The now-late Avery Cardinal Dulles penned a brilliant essay on the death penalty. I’d say it’s the single best summation of the history and theological implications of the death penalty I’ve ever read – I sent it to my dad (who favors the death penalty) and my brother (who opposes it), and both attempted to use it to prove their position, which I found both funny and very telling. He’s not particularly advocating a specific position, as much as setting the record straight. Nevertheless, this prompted a number of reactions from other prominent Catholics, including Justice Antonin Scalia (in which he admits to rejecting the Catechism position on the death penalty), and add some much needed addenda to the conversation at times. Scalia’s response inspired responses of its own, including from Cdl. Dulles.
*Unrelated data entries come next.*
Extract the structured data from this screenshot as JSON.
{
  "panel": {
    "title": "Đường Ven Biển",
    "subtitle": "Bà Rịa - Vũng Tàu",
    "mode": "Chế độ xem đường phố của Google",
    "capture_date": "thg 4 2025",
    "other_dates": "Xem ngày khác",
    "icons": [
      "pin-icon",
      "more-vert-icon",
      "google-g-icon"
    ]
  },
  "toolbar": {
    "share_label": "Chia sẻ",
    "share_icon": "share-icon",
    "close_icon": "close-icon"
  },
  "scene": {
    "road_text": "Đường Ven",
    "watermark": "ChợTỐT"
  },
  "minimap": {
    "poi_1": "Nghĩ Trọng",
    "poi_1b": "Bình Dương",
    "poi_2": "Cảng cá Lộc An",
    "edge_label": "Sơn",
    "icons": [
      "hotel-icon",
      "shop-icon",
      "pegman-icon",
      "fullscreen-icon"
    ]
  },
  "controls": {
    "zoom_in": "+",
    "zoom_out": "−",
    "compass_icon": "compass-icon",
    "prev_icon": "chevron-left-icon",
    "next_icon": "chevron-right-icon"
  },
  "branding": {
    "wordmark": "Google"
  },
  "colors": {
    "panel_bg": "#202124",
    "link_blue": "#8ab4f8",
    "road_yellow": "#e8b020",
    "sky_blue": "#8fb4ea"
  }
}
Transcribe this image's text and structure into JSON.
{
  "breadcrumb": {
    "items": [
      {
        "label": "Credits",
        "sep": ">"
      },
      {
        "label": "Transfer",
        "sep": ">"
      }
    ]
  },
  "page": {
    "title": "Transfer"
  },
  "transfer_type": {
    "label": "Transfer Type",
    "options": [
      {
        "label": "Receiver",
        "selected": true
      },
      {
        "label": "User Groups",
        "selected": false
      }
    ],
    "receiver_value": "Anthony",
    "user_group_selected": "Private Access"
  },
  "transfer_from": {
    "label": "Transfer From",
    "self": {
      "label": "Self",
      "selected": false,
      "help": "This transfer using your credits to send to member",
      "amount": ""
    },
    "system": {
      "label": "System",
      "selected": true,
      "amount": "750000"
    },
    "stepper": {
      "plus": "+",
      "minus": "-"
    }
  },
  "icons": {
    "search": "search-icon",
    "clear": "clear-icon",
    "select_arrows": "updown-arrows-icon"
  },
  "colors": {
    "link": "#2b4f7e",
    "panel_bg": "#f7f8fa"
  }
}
I mention all of this because there’s one theme which I noticed in both Dulles’ essay and Scalia’s response. Dulles wrote that:
The mounting opposition to the death penalty in Europe since the Enlightenment has gone hand in hand with a decline of faith in eternal life. In the nineteenth century the most consistent supporters of capital punishment were the Christian churches, and its most consistent opponents were groups hostile to the churches. When death came to be understood as the ultimate evil rather than as a stage on the way to eternal life, utilitarian philosophers such as Jeremy Bentham found it easy to dismiss capital punishment as “useless annihilation.”
In other words, if there is no God, the death penalty is a much more terrible punishment, since it’s the absolute worst thing which can happen to a person (moving to non-existence). Scalia made the same point, more glibly:
Indeed, it seems to me that the more Christian a country is the less likely it is to regard the death penalty as immoral. Abolition has taken its firmest hold in post–Christian Europe, and has least support in the church–going United States. I attribute that to the fact that, for the believing Christian, death is no big deal.
While “no big deal” may not be the most accurate statement (I mean, the Holocaust doesn’t seem like “no big deal” to us even without considering the impacts upon the souls of those who supported it), there’s an element of truth to it, inasmuch as Christianity has long stuck Her tongue out at death. How else to explain these hilarious choices for patron saints?
St. Lawrence was a third century deacon who refused to renounce the faith. In fact, one of his torturers asked to be baptized by him after seeing angels ministering to his wounds. Eventually, Lawrence was placed upon gridirons to be roasted to death. Midway through being roasted alive, he cried out,
“Now you may turn me over, my body is roasted enough on this side.” Shortly after this had been done, he cried again: “At last I am finished; you may now take from me and eat.”
If this wasn’t enough gallows humor, the Catholic Church responded by making him the patron saint of cooks. I suppose a man who can give cooking tips during his own execution richly deserves it, but the idea of a cook praying to a saint whose most famous culinary contribution was his own cooked human flesh is … unusual.
St. Sebastian (died c. 288 A.D.), whose optional feast day was earlier this week, is said to have been tied to a pole and shot full of arrows until he was (wrongly) assumed dead. How does the Church respond? Oh, She made him the patron saint of archers. Sebastian wasn’t an archer, himself – his only known interaction with arrows is being on the receiving end of a whole lot of them, and living through it. So I imagine that those prayers were awkward: “St. Sebastian, let me be a better shot than the guys who tried to kill you…”
3. St. William of Rochester
Also known as St. William of Perth, he was a layman with a big heart: “A baker by trade, he was accustomed to set aside every tenth loaf for the poor. He went to Mass daily, and one morning, before it was light, found on the threshold of the church an abandoned child, whom he adopted and to whom he taught his trade.” This adopted son was called “‘Cockermay Doucri’, which is said to be Scots for ‘David the Foundling.'” St. William took David on a pilgrimage, but never made it. Or more specifically, David slit his throat. And the Catholic Church responded (you might be noticing a theme) by naming him … patron saint of adopted children. I’m not sure if parents of adopted children would be more likely to find St. William’s martyrdom a source of comfort (“things may be bad with my kid, but at least they’re not that bad) or just a terrifying cautionary tale.
I’m sure there are more along these same lines: since death is “no big deal” for saints, there’s nothing wrong with a little gallows humor reminding these saints how they crossed over in the first place.